# Please help!



## DarkFedaykin (Jun 4, 2013)

I'm new enough to compound bows that I'm sure there's something wrong with my form. But it might fall into things I don't know about, or I don't know I'm doing anything wrong.

https://www.youtube.com/watch?v=fmYma9OMne8&feature=youtube_gdata_player


----------



## P&y only (Feb 26, 2009)

For starters, Your body needs to create a capital (T) form and maintain that shape by bending at the hip. Second you need to get a lot of your palm out of the grip. Less palm=less torque.


----------



## DarkFedaykin (Jun 4, 2013)

Ok so my back arm is too high? I'm confused about the palm thing. Should i try to roll my hand forward so only my thumb bone is on the back of the bow?


----------



## Ray Ray (Aug 1, 2005)

The knuckles of your bow hand should be at a 45 degree angle to the bow. Only the pad next to your thumb should be on the bow grip.


----------



## aread (Dec 25, 2009)

The biggest thing I see is that the bow's ATA is too short for you. Because it's too short, you have to tilt your head forward to anchor your nose on the string and see through the peep. This is probably the reason you pushing your hips forward and causing your bow shoulder to be so high.

All of this makes it difficult to be centered and balanced during your shot. The high bow shoulder is less stable than if it were down a bit. 

Short bows are great for shooting from a stand or ground blind. But not so much for the rest of the year. 

JMHO,
Allen


----------



## 6bloodychunks (Oct 26, 2005)

yes, only the fatty part below your thumb should be contacting the grip.


a good trick ive found to show someone how to hold a bow properly is,

let your bow arm fall down to your side limp and relax your hand,

now without moving your hand or fingers raise your arm out in front of you like your holding your bow,

your hand will be in the perfect position.



think of it this way,if you put a compass on the wall and face it,when you are holding your bow,your palm should be pointing south east (for a right hand person)

right now yours is pointing dead east.


----------



## DarkFedaykin (Jun 4, 2013)

Thank you all so much for the information. I will have to work on the information one part at a time to see whats helping. I appreciate any and all help i can get.

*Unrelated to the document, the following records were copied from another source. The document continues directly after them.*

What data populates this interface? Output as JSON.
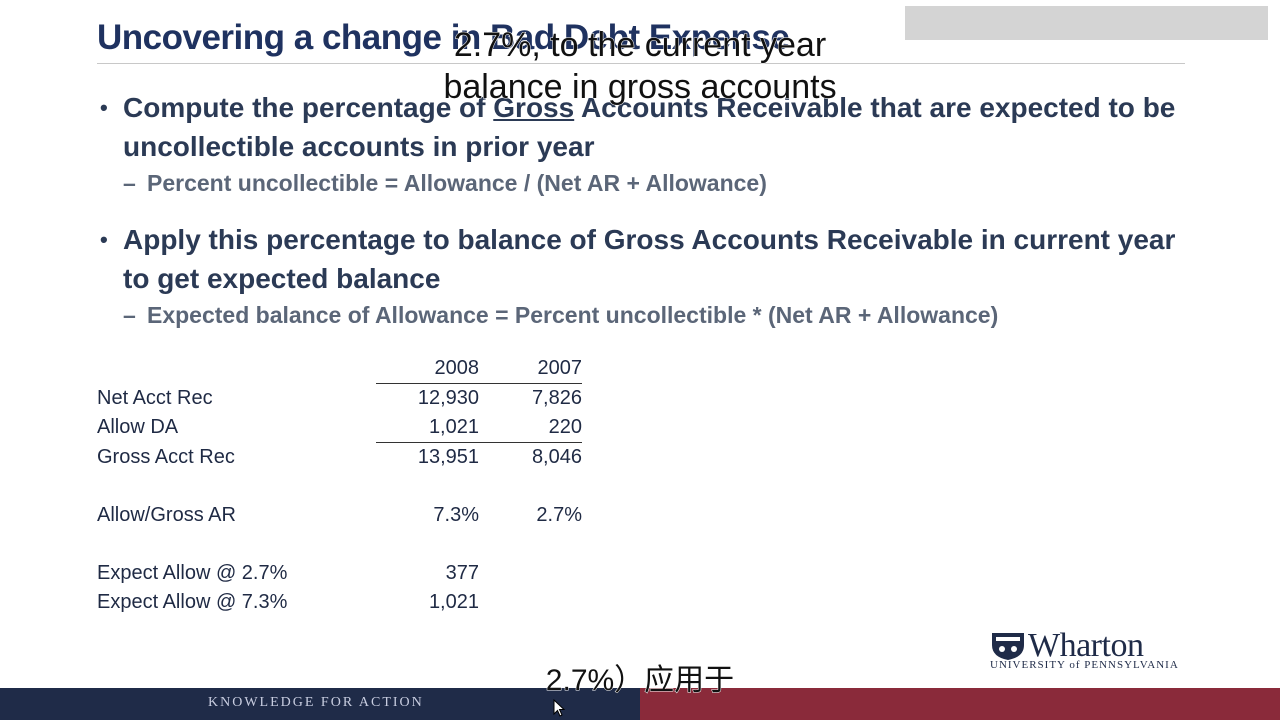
{
  "slide": {
    "title": "Uncovering a change in Bad Debt Expense",
    "bullets": [
      {
        "pre": "Compute the percentage of ",
        "underlined": "Gross",
        "post": " Accounts Receivable that are expected to be uncollectible accounts in prior year",
        "sub": "Percent uncollectible = Allowance / (Net AR + Allowance)"
      },
      {
        "text": "Apply this percentage to balance of Gross Accounts Receivable in current year to get expected balance",
        "sub": "Expected balance of Allowance = Percent uncollectible * (Net AR + Allowance)"
      }
    ]
  },
  "table": {
    "headers": [
      "",
      "2008",
      "2007"
    ],
    "rows": [
      {
        "label": "Net Acct Rec",
        "v2008": "12,930",
        "v2007": "7,826"
      },
      {
        "label": "Allow DA",
        "v2008": "1,021",
        "v2007": "220"
      },
      {
        "label": "Gross Acct Rec",
        "v2008": "13,951",
        "v2007": "8,046"
      },
      {
        "label": "Allow/Gross AR",
        "v2008": "7.3%",
        "v2007": "2.7%"
      },
      {
        "label": "Expect Allow @ 2.7%",
        "v2008": "377",
        "v2007": ""
      },
      {
        "label": "Expect Allow @ 7.3%",
        "v2008": "1,021",
        "v2007": ""
      }
    ]
  },
  "captions": {
    "top_line1": "2.7%, to the current year",
    "top_line2": "balance in gross accounts",
    "bottom": "2.7%）应用于"
  },
  "footer": {
    "tagline": "KNOWLEDGE FOR ACTION"
  },
  "logo": {
    "name": "Wharton",
    "subtitle": "UNIVERSITY of PENNSYLVANIA"
  },
  "colors": {
    "navy": "#1f2b48",
    "maroon": "#8a2a3a",
    "title": "#1f3260"
  }
}
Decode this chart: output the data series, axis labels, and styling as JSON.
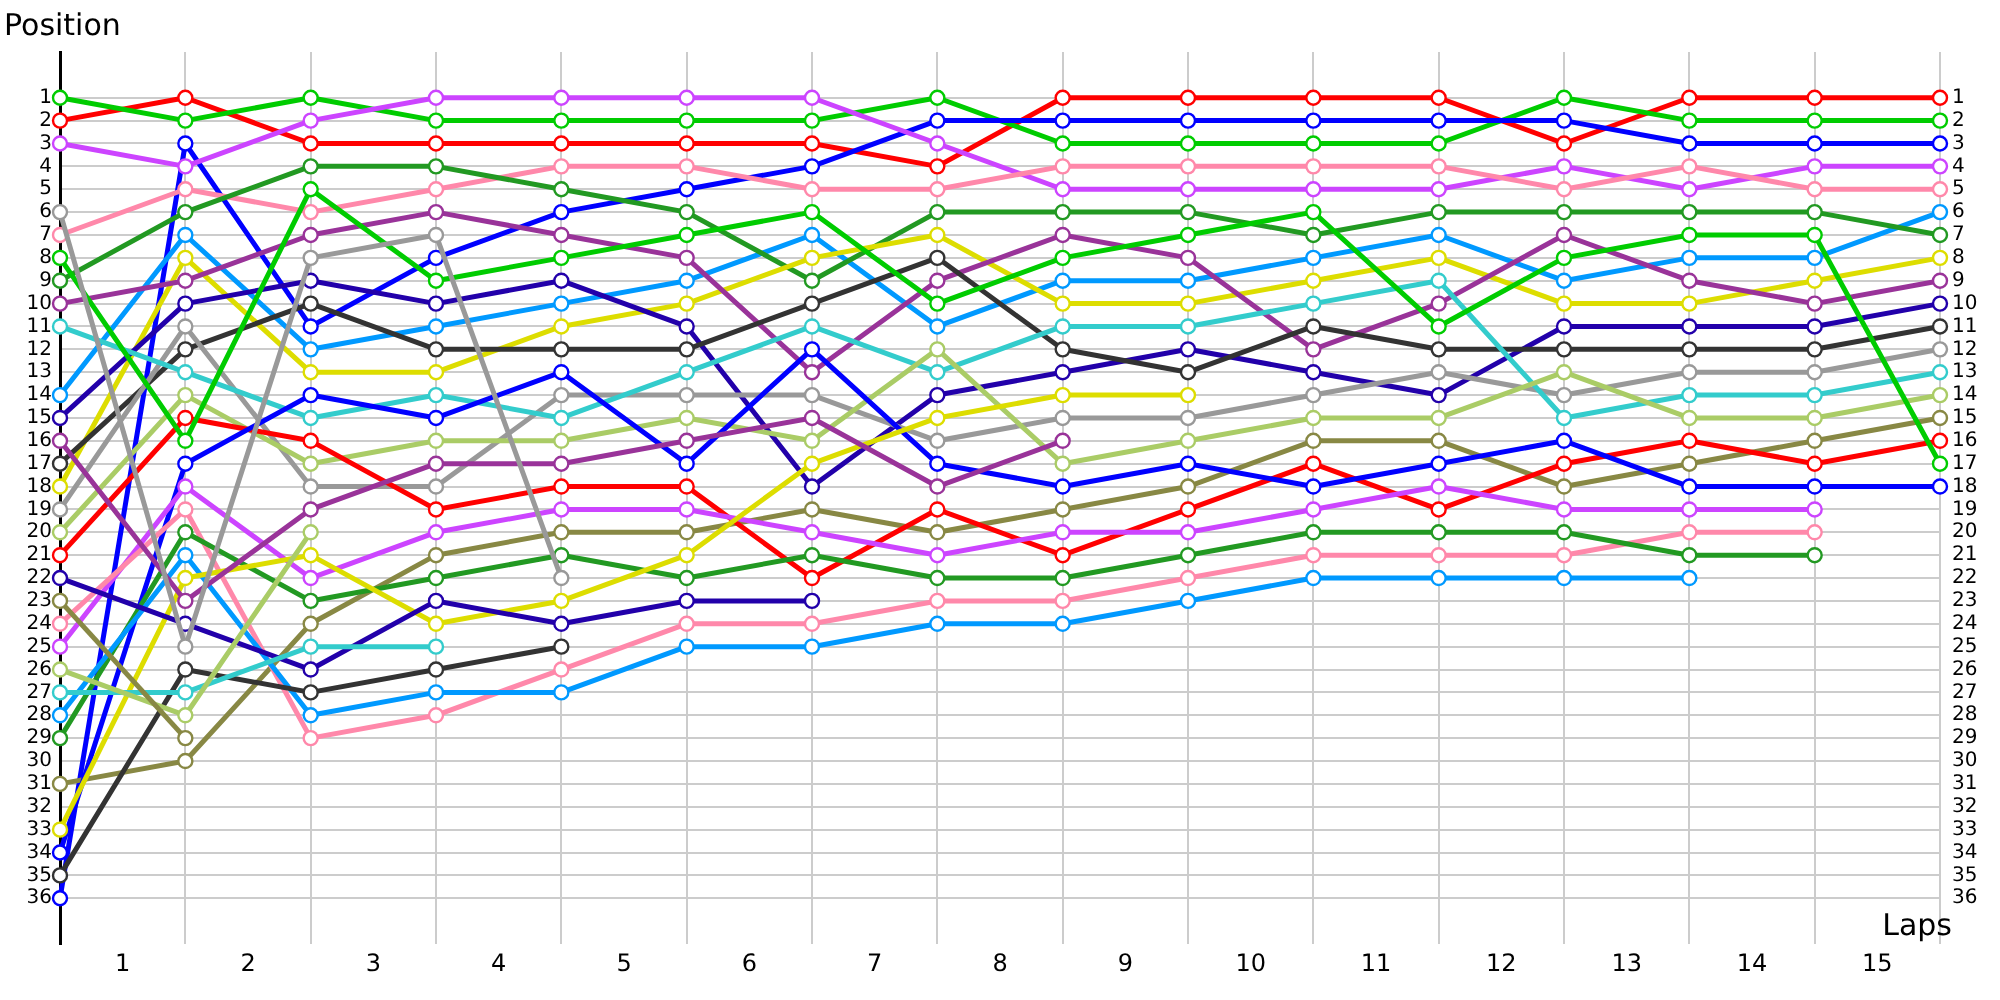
{
  "chart_data": {
    "type": "line",
    "xlabel": "Laps",
    "ylabel": "Position",
    "x": [
      0,
      1,
      2,
      3,
      4,
      5,
      6,
      7,
      8,
      9,
      10,
      11,
      12,
      13,
      14,
      15
    ],
    "xlim": [
      0,
      15
    ],
    "xticks": [
      {
        "value": 0,
        "label": null
      },
      {
        "value": 0.5,
        "label": "1"
      },
      {
        "value": 1,
        "label": null
      },
      {
        "value": 1.5,
        "label": "2"
      },
      {
        "value": 2,
        "label": null
      },
      {
        "value": 2.5,
        "label": "3"
      },
      {
        "value": 3,
        "label": null
      },
      {
        "value": 3.5,
        "label": "4"
      },
      {
        "value": 4,
        "label": null
      },
      {
        "value": 4.5,
        "label": "5"
      },
      {
        "value": 5,
        "label": null
      },
      {
        "value": 5.5,
        "label": "6"
      },
      {
        "value": 6,
        "label": null
      },
      {
        "value": 6.5,
        "label": "7"
      },
      {
        "value": 7,
        "label": null
      },
      {
        "value": 7.5,
        "label": "8"
      },
      {
        "value": 8,
        "label": null
      },
      {
        "value": 8.5,
        "label": "9"
      },
      {
        "value": 9,
        "label": null
      },
      {
        "value": 9.5,
        "label": "10"
      },
      {
        "value": 10,
        "label": null
      },
      {
        "value": 10.5,
        "label": "11"
      },
      {
        "value": 11,
        "label": null
      },
      {
        "value": 11.5,
        "label": "12"
      },
      {
        "value": 12,
        "label": null
      },
      {
        "value": 12.5,
        "label": "13"
      },
      {
        "value": 13,
        "label": null
      },
      {
        "value": 13.5,
        "label": "14"
      },
      {
        "value": 14,
        "label": null
      },
      {
        "value": 14.5,
        "label": "15"
      },
      {
        "value": 15,
        "label": null
      }
    ],
    "ylim": [
      38,
      -1
    ],
    "yticks": [
      1,
      2,
      3,
      4,
      5,
      6,
      7,
      8,
      9,
      10,
      11,
      12,
      13,
      14,
      15,
      16,
      17,
      18,
      19,
      20,
      21,
      22,
      23,
      24,
      25,
      26,
      27,
      28,
      29,
      30,
      31,
      32,
      33,
      34,
      35,
      36
    ],
    "y2lim": [
      38,
      -1
    ],
    "y2ticks": [
      1,
      2,
      3,
      4,
      5,
      6,
      7,
      8,
      9,
      10,
      11,
      12,
      13,
      14,
      15,
      16,
      17,
      18,
      19,
      20,
      21,
      22,
      23,
      24,
      25,
      26,
      27,
      28,
      29,
      30,
      31,
      32,
      33,
      34,
      35,
      36
    ],
    "grid": true,
    "legend": false,
    "marker": "circle",
    "line_style": "solid",
    "series": [
      {
        "color": "#888844",
        "values": [
          23,
          29,
          null,
          null,
          null,
          null,
          null,
          null,
          null,
          null,
          null,
          null,
          null,
          null,
          null,
          null
        ]
      },
      {
        "color": "#aacc66",
        "values": [
          26,
          28,
          20,
          null,
          null,
          null,
          null,
          null,
          null,
          null,
          null,
          null,
          null,
          null,
          null,
          null
        ]
      },
      {
        "color": "#33cccc",
        "values": [
          27,
          27,
          25,
          25,
          null,
          null,
          null,
          null,
          null,
          null,
          null,
          null,
          null,
          null,
          null,
          null
        ]
      },
      {
        "color": "#333333",
        "values": [
          35,
          26,
          27,
          26,
          25,
          null,
          null,
          null,
          null,
          null,
          null,
          null,
          null,
          null,
          null,
          null
        ]
      },
      {
        "color": "#999999",
        "values": [
          6,
          25,
          8,
          7,
          22,
          null,
          null,
          null,
          null,
          null,
          null,
          null,
          null,
          null,
          null,
          null
        ]
      },
      {
        "color": "#2200aa",
        "values": [
          22,
          24,
          26,
          23,
          24,
          23,
          23,
          null,
          null,
          null,
          null,
          null,
          null,
          null,
          null,
          null
        ]
      },
      {
        "color": "#993399",
        "values": [
          16,
          23,
          19,
          17,
          17,
          16,
          15,
          18,
          16,
          null,
          null,
          null,
          null,
          null,
          null,
          null
        ]
      },
      {
        "color": "#dddd00",
        "values": [
          33,
          22,
          21,
          24,
          23,
          21,
          17,
          15,
          14,
          14,
          null,
          null,
          null,
          null,
          null,
          null
        ]
      },
      {
        "color": "#0099ff",
        "values": [
          28,
          21,
          28,
          27,
          27,
          25,
          25,
          24,
          24,
          23,
          22,
          22,
          22,
          22,
          null,
          null
        ]
      },
      {
        "color": "#229922",
        "values": [
          29,
          20,
          23,
          22,
          21,
          22,
          21,
          22,
          22,
          21,
          20,
          20,
          20,
          21,
          21,
          null
        ]
      },
      {
        "color": "#ff88aa",
        "values": [
          24,
          19,
          29,
          28,
          26,
          24,
          24,
          23,
          23,
          22,
          21,
          21,
          21,
          20,
          20,
          null
        ]
      },
      {
        "color": "#cc44ff",
        "values": [
          25,
          18,
          22,
          20,
          19,
          19,
          20,
          21,
          20,
          20,
          19,
          18,
          19,
          19,
          19,
          null
        ]
      },
      {
        "color": "#0000ff",
        "values": [
          34,
          17,
          14,
          15,
          13,
          17,
          12,
          17,
          18,
          17,
          18,
          17,
          16,
          18,
          18,
          18
        ]
      },
      {
        "color": "#00cc00",
        "values": [
          8,
          16,
          5,
          9,
          8,
          7,
          6,
          10,
          8,
          7,
          6,
          11,
          8,
          7,
          7,
          17
        ]
      },
      {
        "color": "#ff0000",
        "values": [
          21,
          15,
          16,
          19,
          18,
          18,
          22,
          19,
          21,
          19,
          17,
          19,
          17,
          16,
          17,
          16
        ]
      },
      {
        "color": "#888844",
        "values": [
          31,
          30,
          24,
          21,
          20,
          20,
          19,
          20,
          19,
          18,
          16,
          16,
          18,
          17,
          16,
          15
        ]
      },
      {
        "color": "#aacc66",
        "values": [
          20,
          14,
          17,
          16,
          16,
          15,
          16,
          12,
          17,
          16,
          15,
          15,
          13,
          15,
          15,
          14
        ]
      },
      {
        "color": "#33cccc",
        "values": [
          11,
          13,
          15,
          14,
          15,
          13,
          11,
          13,
          11,
          11,
          10,
          9,
          15,
          14,
          14,
          13
        ]
      },
      {
        "color": "#999999",
        "values": [
          19,
          11,
          18,
          18,
          14,
          14,
          14,
          16,
          15,
          15,
          14,
          13,
          14,
          13,
          13,
          12
        ]
      },
      {
        "color": "#333333",
        "values": [
          17,
          12,
          10,
          12,
          12,
          12,
          10,
          8,
          12,
          13,
          11,
          12,
          12,
          12,
          12,
          11
        ]
      },
      {
        "color": "#2200aa",
        "values": [
          15,
          10,
          9,
          10,
          9,
          11,
          18,
          14,
          13,
          12,
          13,
          14,
          11,
          11,
          11,
          10
        ]
      },
      {
        "color": "#993399",
        "values": [
          10,
          9,
          7,
          6,
          7,
          8,
          13,
          9,
          7,
          8,
          12,
          10,
          7,
          9,
          10,
          9
        ]
      },
      {
        "color": "#dddd00",
        "values": [
          18,
          8,
          13,
          13,
          11,
          10,
          8,
          7,
          10,
          10,
          9,
          8,
          10,
          10,
          9,
          8
        ]
      },
      {
        "color": "#229922",
        "values": [
          9,
          6,
          4,
          4,
          5,
          6,
          9,
          6,
          6,
          6,
          7,
          6,
          6,
          6,
          6,
          7
        ]
      },
      {
        "color": "#0099ff",
        "values": [
          14,
          7,
          12,
          11,
          10,
          9,
          7,
          11,
          9,
          9,
          8,
          7,
          9,
          8,
          8,
          6
        ]
      },
      {
        "color": "#ff88aa",
        "values": [
          7,
          5,
          6,
          5,
          4,
          4,
          5,
          5,
          4,
          4,
          4,
          4,
          5,
          4,
          5,
          5
        ]
      },
      {
        "color": "#cc44ff",
        "values": [
          3,
          4,
          2,
          1,
          1,
          1,
          1,
          3,
          5,
          5,
          5,
          5,
          4,
          5,
          4,
          4
        ]
      },
      {
        "color": "#0000ff",
        "values": [
          36,
          3,
          11,
          8,
          6,
          5,
          4,
          2,
          2,
          2,
          2,
          2,
          2,
          3,
          3,
          3
        ]
      },
      {
        "color": "#00cc00",
        "values": [
          1,
          2,
          1,
          2,
          2,
          2,
          2,
          1,
          3,
          3,
          3,
          3,
          1,
          2,
          2,
          2
        ]
      },
      {
        "color": "#ff0000",
        "values": [
          2,
          1,
          3,
          3,
          3,
          3,
          3,
          4,
          1,
          1,
          1,
          1,
          3,
          1,
          1,
          1
        ]
      }
    ]
  }
}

Sent from my ASUS Transformer Pad TF700T using Tapatalk HD


----------



## DarkFedaykin (Jun 4, 2013)

Here are some pictures of my grip.















Sometimes my fingers curl in more when relaxed. But I try to leave them wherever they want to float


----------



## mike 66 (Jan 21, 2010)

this is what i see,, your grip is BAD.... and you grab the bow,you punch the trigger of the release aid which looks too long, your follow through is dead.bow looks short but it might be the peep not set right for you. the [T] is off a bit.


----------



## DarkFedaykin (Jun 4, 2013)

Thanks Mike, your input has made me pay more attention. I have noticed when drawing with my eyes closed my peep was too low. This is because it wasn't served properly and was sliding up and down on my string. Thanks bass pro!!


----------